Me temblaban las piernas cuando mi tía me llamó para la cena, y engullí de forma muy impropia para una dama una pata de cordero entera, cinco patatas grandes y dos púdines de chocolate con nata.

Me preguntó cómo me había ido en la biblioteca, pero no le contesté.

Me pasé media noche dando vueltas, inquieta, y la otra mitad con pesadillas, para al final sentarme en la cama a las seis, desvelada, y preguntarme qué iba a hacer ahora.

¿De verdad quería pasar por eso otra vez?

Podía quedarme en la cama, decir que eso no era para mí y regresar a mi nidito provinciano. Dejarlo todo sin más y que el señor Reed siguiera pensando mal de mí. ¿Qué me importaba a mí la opinión de un hombre maleducado que se divertía abrumando a los demás con trabajo para ver cómo se desmoronaban bajo semejante carga?

Además, en casa, nadie lo sabría. Mis padres habían guardado silencio sobre mis intenciones de trabajar, así que nadie me hablaría de ello.

Aparte de mi madre, tal vez.

En mi cabeza, el plan sonaba fantástico, y aun así las piernas me sacaron de la cama. Me lavé, me vestí y me encontré con la tía Lillian en el comedor para tomar un desayuno rápido.

Me preguntó si estaba segura, y yo me limité a esbozar una breve sonrisa y a coger el abrigo grueso.

Y ahora allí estaba, helada, indecisa, esperando que se abrieran las puertas.

Solo me había cruzado con unas cuantas personas; se confirmó la teoría de que la vida estudiantil no empezaba hasta pasadas las nueve de la mañana.

Una silueta gris atravesó la fina niebla. Dando zancadas, con el cuello alzado y una bufanda gruesa, el señor Reed se acercó a mí entre la bruma matutina, con la mirada fija en el suelo y la cabeza en otra parte.

Giró en el camino que llevaba a la biblioteca y revolvió el bolsillo del abrigo en busca de un manojo de llaves antes de levantar la vista y quedarse de piedra.

—Buenos días, señor Reed —dije yo, por educación.

Me contuve para no dar pisotones en el suelo y entrar en calor. No quería parecer una niña nerviosa.

Mi rabia hacia ese hombre se había evaporado; aunque seguía sin soportarlo, me costaba odiarlo con tanto fervor como el día anterior.

—Señorita Crumb —dijo, sorprendido, como si por la noche me hubieran secuestrado unos piratas y hubiera aparecido delante de la puerta de la biblioteca de puro milagro—. Está usted aquí —añadió.

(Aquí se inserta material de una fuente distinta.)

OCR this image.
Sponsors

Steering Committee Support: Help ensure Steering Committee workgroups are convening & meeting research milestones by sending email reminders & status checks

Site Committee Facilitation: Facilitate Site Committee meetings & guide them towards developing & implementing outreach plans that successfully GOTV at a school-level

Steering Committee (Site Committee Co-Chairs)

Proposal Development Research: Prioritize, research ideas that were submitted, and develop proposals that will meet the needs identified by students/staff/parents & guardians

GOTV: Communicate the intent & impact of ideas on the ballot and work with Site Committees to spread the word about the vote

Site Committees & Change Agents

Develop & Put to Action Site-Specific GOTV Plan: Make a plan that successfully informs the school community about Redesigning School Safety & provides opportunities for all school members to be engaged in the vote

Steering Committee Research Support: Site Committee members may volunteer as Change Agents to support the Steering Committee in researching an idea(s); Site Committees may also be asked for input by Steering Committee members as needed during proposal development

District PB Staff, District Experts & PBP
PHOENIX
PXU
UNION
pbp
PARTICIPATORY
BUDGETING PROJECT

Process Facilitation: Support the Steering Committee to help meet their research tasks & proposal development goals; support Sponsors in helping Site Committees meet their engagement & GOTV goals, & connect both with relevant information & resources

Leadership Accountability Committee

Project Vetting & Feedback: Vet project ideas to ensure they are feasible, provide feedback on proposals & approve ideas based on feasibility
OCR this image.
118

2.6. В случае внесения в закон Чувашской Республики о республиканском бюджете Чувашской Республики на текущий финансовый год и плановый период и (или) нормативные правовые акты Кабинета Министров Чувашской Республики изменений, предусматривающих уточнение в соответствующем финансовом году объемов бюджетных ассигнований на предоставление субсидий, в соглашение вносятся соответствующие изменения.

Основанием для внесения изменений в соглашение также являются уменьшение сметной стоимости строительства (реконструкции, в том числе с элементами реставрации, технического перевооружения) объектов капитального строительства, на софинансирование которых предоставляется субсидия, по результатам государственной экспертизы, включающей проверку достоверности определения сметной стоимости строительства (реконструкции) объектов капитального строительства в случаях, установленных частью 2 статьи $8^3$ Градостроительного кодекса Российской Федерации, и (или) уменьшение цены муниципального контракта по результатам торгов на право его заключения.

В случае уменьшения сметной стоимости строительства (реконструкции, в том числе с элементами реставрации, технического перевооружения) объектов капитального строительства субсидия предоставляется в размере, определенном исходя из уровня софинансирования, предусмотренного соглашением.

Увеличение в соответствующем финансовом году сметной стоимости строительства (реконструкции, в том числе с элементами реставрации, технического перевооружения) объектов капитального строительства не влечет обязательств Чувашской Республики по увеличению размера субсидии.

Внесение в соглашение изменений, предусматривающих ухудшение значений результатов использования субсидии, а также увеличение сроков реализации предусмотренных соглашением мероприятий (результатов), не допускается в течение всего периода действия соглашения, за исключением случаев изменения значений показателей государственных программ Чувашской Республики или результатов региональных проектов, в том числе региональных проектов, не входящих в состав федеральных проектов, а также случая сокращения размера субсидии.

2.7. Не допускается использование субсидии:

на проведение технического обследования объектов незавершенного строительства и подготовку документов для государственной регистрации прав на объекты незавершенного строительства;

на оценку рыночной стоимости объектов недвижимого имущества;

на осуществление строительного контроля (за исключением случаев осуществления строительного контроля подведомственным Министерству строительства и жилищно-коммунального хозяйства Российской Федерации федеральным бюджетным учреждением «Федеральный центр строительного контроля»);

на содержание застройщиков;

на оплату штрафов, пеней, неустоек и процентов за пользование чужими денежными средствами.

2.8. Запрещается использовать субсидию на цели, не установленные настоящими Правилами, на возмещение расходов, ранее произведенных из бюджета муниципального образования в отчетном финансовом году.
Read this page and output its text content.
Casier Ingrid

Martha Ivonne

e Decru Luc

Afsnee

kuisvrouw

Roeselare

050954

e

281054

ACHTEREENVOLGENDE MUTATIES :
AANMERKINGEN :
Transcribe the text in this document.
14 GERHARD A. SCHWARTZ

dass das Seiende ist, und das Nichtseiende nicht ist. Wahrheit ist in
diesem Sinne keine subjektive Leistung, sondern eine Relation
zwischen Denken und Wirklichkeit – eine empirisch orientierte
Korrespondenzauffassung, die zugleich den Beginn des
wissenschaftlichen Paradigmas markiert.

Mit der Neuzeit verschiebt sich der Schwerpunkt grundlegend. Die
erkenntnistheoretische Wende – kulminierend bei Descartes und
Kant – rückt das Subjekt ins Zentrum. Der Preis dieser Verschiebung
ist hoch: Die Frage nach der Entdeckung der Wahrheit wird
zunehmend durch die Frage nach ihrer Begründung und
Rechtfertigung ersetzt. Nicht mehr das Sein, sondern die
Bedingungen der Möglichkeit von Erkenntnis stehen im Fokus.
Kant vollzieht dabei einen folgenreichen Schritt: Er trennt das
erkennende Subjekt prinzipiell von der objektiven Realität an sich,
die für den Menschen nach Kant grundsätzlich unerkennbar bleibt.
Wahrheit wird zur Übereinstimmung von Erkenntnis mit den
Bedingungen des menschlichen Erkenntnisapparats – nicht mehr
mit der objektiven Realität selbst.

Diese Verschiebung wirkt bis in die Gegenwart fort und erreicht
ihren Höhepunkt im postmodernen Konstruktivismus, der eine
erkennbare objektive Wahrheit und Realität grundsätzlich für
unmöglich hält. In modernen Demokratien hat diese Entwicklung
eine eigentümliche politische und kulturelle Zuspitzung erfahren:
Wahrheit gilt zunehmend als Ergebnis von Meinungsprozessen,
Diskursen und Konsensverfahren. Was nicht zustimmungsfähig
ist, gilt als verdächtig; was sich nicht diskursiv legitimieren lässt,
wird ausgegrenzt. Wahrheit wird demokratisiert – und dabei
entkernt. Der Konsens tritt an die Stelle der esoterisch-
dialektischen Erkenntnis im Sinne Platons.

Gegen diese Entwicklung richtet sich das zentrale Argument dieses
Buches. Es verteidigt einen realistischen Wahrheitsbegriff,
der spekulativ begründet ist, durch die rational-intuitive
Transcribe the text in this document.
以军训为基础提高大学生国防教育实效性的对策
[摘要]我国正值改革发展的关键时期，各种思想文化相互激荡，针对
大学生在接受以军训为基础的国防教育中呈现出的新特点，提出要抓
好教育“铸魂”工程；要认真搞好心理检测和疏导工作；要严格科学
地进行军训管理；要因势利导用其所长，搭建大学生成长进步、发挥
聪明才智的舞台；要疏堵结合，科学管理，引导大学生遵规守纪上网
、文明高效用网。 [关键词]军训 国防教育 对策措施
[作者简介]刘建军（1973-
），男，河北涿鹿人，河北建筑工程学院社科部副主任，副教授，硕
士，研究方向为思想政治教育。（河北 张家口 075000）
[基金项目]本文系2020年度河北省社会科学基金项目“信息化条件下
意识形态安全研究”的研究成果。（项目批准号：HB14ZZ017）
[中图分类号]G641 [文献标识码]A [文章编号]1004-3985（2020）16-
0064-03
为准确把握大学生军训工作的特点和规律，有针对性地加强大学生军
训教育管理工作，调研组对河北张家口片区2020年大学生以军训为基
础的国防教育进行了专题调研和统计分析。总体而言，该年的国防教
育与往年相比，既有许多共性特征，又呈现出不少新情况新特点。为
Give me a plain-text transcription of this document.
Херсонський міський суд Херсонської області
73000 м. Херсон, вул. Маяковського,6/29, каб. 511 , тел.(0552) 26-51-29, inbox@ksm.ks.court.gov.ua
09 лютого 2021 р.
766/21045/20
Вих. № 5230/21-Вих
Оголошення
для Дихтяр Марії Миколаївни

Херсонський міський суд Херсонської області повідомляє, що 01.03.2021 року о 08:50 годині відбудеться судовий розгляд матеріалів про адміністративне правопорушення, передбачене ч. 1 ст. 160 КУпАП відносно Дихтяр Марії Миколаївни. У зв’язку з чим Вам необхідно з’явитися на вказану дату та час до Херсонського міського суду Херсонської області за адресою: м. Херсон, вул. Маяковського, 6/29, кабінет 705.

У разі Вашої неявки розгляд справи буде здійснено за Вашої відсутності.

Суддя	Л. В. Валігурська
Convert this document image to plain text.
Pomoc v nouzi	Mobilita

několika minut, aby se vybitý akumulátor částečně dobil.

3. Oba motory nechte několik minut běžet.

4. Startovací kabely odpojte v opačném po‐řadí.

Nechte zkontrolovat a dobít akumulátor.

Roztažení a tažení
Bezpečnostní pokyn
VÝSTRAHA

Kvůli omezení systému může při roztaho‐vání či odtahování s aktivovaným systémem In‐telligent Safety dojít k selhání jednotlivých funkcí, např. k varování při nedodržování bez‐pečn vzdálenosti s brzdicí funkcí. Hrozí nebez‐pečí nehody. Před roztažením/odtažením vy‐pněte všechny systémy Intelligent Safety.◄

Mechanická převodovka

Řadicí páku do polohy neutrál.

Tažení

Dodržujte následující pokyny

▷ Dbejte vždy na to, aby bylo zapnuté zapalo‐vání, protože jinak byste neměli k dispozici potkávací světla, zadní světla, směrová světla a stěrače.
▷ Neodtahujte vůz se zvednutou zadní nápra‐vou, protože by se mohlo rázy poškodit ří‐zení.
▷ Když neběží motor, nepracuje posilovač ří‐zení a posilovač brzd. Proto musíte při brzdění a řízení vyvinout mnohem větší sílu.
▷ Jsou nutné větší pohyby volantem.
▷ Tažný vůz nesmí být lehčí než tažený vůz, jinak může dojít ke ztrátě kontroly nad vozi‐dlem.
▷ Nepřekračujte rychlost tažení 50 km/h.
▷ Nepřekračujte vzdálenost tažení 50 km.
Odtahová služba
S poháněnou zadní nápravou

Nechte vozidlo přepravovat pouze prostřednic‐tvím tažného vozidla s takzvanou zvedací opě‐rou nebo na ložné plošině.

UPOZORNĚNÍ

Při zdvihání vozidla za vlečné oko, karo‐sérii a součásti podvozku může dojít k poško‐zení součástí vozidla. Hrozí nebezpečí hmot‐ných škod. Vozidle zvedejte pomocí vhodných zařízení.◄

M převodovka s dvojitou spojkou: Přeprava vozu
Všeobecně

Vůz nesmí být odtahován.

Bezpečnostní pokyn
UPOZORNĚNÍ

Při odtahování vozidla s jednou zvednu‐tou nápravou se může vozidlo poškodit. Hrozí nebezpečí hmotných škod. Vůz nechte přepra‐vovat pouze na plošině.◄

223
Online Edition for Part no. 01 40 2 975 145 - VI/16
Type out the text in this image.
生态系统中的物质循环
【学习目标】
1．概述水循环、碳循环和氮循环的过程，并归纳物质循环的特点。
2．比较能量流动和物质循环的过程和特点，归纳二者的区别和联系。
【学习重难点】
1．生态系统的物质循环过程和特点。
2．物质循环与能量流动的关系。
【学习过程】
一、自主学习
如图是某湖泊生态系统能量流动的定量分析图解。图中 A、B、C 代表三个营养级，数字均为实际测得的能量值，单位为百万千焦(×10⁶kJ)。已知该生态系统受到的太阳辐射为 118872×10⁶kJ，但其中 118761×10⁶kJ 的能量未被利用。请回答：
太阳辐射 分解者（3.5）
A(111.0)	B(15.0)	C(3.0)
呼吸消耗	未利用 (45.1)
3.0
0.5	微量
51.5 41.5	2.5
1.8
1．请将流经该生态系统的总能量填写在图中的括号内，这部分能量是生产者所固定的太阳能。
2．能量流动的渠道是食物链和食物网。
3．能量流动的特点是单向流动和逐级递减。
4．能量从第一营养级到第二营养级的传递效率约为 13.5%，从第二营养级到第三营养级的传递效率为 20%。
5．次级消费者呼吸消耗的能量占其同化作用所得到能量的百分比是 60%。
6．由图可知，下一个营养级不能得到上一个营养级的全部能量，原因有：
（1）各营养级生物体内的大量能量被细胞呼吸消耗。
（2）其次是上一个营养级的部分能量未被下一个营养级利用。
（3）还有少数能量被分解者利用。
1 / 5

Decidí gestionarlo como con mi madre y hacer como si no me diera cuenta de lo que pasaba.

—Son las siete y media. ¿Dónde iba a estar? —respondí, sin abandonar la expresión neutra en mi rostro.

El señor Reed asintió y se puso en marcha de nuevo. Mientras las llaves tintineaban al abrir, me escrudiñó con la mirada; procuré no mirarlo y clavar una mirada aburrida en la puerta.

—Es usted una de las seis personas que han vuelto al día siguiente —comentó de pronto, y desvié la mirada hacia él.

Levanté las cejas sin inmutarme, aunque me daban ganas de soltar un bufido. No me extrañaba nada que no volvieran si los trataba como a mí.

—¿De cuántos en total? —pregunté, y se abrió la puerta.

—Veinticinco —contestó el señor Reed, que hizo un gesto con la mano para indicarme que pasara primera al cálido interior del edificio.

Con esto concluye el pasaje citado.